Im Oktober '94 ging der Berliner nach New York. Ein zehnwöchiger Workshop an der New York Film Academy brachte ihm weitere praktische Erfahrungen, aber auch wertvolle Kontakte zu amerikanischen Filmemachern. Im Anschluß entstanden The Well-Tempered Piano sowie ein Dokumentarfilm über behinderte Kinder in amerikanischen Summercamps. Außerdem ergab sich für ihn die Möglichkeit, ein halbes Jahr bei NBC, einer großen amerikanischen Fernsehgesellschaft, als Produktions- und Regieassistent zu arbeiten.


Christian Lang beim Dreh mit Schauspielern und Kameramann

Arbeitswut, Begeisterungsfähigkeit und Organisationstalent muß man wohl mitbringen, um in diesem Business voranzukommen. Für Christian Lang kein Problem: Gerade für das Organisieren hat er ein Faible, und so macht er von der Sponsorensuche bis hin zur Auswahl von Stab und Schauspielern alles im Alleingang. Und schließlich wird die Mühe ja auch belohnt, nämlich dann, wenn der Film endlich vor Publikum läuft. "Es ist immer das Schönste, die Reaktionen der Zuschauer auf den Film zu sehen, zu verfolgen, was ihnen gefällt und wo sie schmunzeln."

Gerne würde Lang seinem großen Vorbild Jonathan Demme, Schöpfer von Filmen wie Das Schweigen der Lämmer oder Philadelphia, einmal über die Schulter schauen. Überhaupt hätte er große Lust, Hollywood kennenzulernen. Aber nicht alles, was er von Hollywood kennt, gefällt ihm. Oft vermißt er die "persönliche Note" des Regisseurs.

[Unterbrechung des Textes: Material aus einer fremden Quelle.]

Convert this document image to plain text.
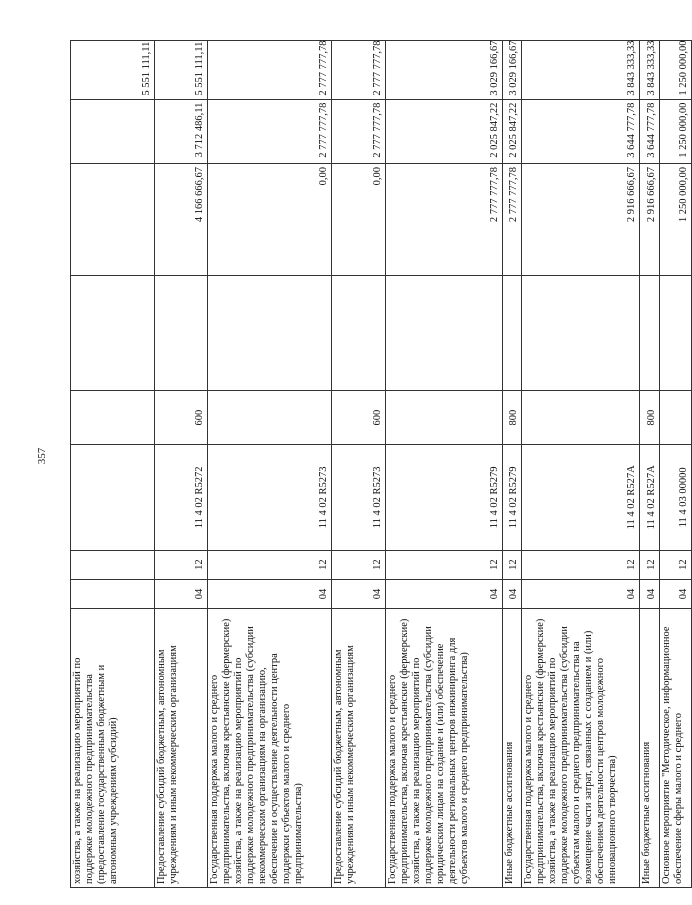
357
5 551 111,11								хозяйства, а также на реализацию мероприятий по поддержке молодежного предпринимательства (предоставление государственным бюджетным и автономным учреждениям субсидий)
5 551 111,11	3 712 486,11	4 166 666,67		600	11 4 02 R5272	12	04	Предоставление субсидий бюджетным, автономным учреждениям и иным некоммерческим организациям
2 777 777,78	2 777 777,78	0,00			11 4 02 R5273	12	04	Государственная поддержка малого и среднего предпринимательства, включая крестьянские (фермерские) хозяйства, а также на реализацию мероприятий по поддержке молодежного предпринимательства (субсидии некоммерческим организациям на организацию, обеспечение и осуществление деятельности центра поддержки субъектов малого и среднего предпринимательства)
2 777 777,78	2 777 777,78	0,00		600	11 4 02 R5273	12	04	Предоставление субсидий бюджетным, автономным учреждениям и иным некоммерческим организациям
3 029 166,67	2 025 847,22	2 777 777,78			11 4 02 R5279	12	04	Государственная поддержка малого и среднего предпринимательства, включая крестьянские (фермерские) хозяйства, а также на реализацию мероприятий по поддержке молодежного предпринимательства (субсидии юридическим лицам на создание и (или) обеспечение деятельности региональных центров инжиниринга для субъектов малого и среднего предпринимательства)
3 029 166,67	2 025 847,22	2 777 777,78		800	11 4 02 R5279	12	04	Иные бюджетные ассигнования
3 843 333,33	3 644 777,78	2 916 666,67			11 4 02 R527A	12	04	Государственная поддержка малого и среднего предпринимательства, включая крестьянские (фермерские) хозяйства, а также на реализацию мероприятий по поддержке молодежного предпринимательства (субсидии субъектам малого и среднего предпринимательства на возмещение части затрат, связанных с созданием и (или) обеспечением деятельности центров молодежного инновационного творчества)
3 843 333,33	3 644 777,78	2 916 666,67		800	11 4 02 R527A	12	04	Иные бюджетные ассигнования
1 250 000,00	1 250 000,00	1 250 000,00			11 4 03 00000	12	04	Основное мероприятие "Методическое, информационное обеспечение сферы малого и среднего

Eigene Ideen und Pläne für die kommende Zeit hat Lang genügend. Doch auch wenn er plant, irgendwann mal von der Filmerei zu leben, geht er es gelassen an: "Ich versuche mich langsam zu steigern, möchte erstmal Routine bekommen und die Möglichkeit nutzen, mit Kurzfilmen zu experimentieren." Darum stehen auch zunächst zwei weitere Kurzfilme auf seinem Drehplan.

Im Sommer macht Christian Lang sich dann wieder auf den Weg nach New York, um sich an seinen ersten Spielfilm zu wagen: Die Story dreht sich um einen entführten U-Bahn-Waggon.